Em seu Relatório de Mérito a Comissão recomendou ao Estado: 

1. Reparar integralmente as violações de direitos humanos declaradas no relatório de mérito tanto no aspecto material como no imaterial. O Estado deverá adotar as medidas de compensação econômica e satisfação em favor dos familiares da vítima, identificados no relatório de mérito.

2. Providenciar as medidas de atenção em saúde mental que Ezequiel Martín e Vanina Verónica Avaro requererem, caso seja essa a sua vontade e de forma acordada.

3. Providenciar as medidas de capacitação necessárias, com o fim de que os/as trabalhadores/as da saúde que atendam mulheres grávidas e/ou em situação de parto, tanto em hospitais públicos quanto privados, conheçam os estândares estabelecidos no relatório.

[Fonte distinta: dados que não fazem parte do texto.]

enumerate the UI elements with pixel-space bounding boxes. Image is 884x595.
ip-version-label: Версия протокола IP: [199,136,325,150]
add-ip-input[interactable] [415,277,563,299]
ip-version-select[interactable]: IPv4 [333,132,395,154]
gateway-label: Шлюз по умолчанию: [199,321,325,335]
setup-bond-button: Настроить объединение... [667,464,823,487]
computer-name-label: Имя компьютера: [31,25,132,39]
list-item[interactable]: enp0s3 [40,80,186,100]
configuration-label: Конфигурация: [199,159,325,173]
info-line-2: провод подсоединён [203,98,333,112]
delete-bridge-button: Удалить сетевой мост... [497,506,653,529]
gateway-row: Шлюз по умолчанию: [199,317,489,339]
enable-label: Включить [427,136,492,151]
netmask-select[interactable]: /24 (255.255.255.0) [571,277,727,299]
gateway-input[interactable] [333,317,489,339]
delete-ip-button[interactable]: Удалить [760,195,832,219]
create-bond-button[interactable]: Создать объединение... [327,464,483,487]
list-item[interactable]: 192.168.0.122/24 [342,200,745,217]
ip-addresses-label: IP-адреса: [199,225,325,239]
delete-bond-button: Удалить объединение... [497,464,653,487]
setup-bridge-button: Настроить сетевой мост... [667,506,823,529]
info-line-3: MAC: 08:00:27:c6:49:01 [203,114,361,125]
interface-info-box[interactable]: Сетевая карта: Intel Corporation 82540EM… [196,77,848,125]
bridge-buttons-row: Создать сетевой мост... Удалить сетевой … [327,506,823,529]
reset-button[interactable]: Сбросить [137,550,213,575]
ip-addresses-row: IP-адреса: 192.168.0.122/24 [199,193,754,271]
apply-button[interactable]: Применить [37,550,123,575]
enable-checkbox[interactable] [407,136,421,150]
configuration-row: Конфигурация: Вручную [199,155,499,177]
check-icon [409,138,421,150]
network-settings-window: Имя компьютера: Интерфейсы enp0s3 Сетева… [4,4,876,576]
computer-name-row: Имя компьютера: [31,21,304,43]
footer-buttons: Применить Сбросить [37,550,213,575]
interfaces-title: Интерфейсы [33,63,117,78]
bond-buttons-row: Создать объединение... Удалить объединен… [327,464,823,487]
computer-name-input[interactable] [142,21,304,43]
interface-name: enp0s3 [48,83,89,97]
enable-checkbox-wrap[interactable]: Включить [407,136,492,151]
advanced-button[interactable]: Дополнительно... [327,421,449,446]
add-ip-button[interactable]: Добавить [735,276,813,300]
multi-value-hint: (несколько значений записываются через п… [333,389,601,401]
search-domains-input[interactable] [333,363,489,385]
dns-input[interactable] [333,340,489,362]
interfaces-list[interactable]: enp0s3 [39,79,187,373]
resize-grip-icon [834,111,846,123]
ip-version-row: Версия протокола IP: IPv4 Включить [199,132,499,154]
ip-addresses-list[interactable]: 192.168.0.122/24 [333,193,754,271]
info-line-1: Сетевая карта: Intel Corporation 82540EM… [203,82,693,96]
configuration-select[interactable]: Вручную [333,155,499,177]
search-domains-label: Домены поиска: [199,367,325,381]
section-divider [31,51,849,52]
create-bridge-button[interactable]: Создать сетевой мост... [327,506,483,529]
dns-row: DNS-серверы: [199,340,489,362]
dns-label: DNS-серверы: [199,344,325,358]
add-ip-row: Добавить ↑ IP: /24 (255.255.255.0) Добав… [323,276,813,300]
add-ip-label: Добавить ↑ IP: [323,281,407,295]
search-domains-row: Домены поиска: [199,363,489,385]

A CIDH é um órgão principal e autônomo da Organização dos Estados Americanos (OEA), cujo mandato surge a partir da Carta da OEA e da Convenção Americana sobre Direitos Humanos. A Comissão Interamericana tem como mandato promover a observância e defesa dos direitos humanos na região e atua como órgão consultivo da OEA na temática. A CIDH é composta por sete membros independentes, que são eleitos pela Assembleia Geral da OEA a título pessoal, sem representarem seus países de origem ou de residência.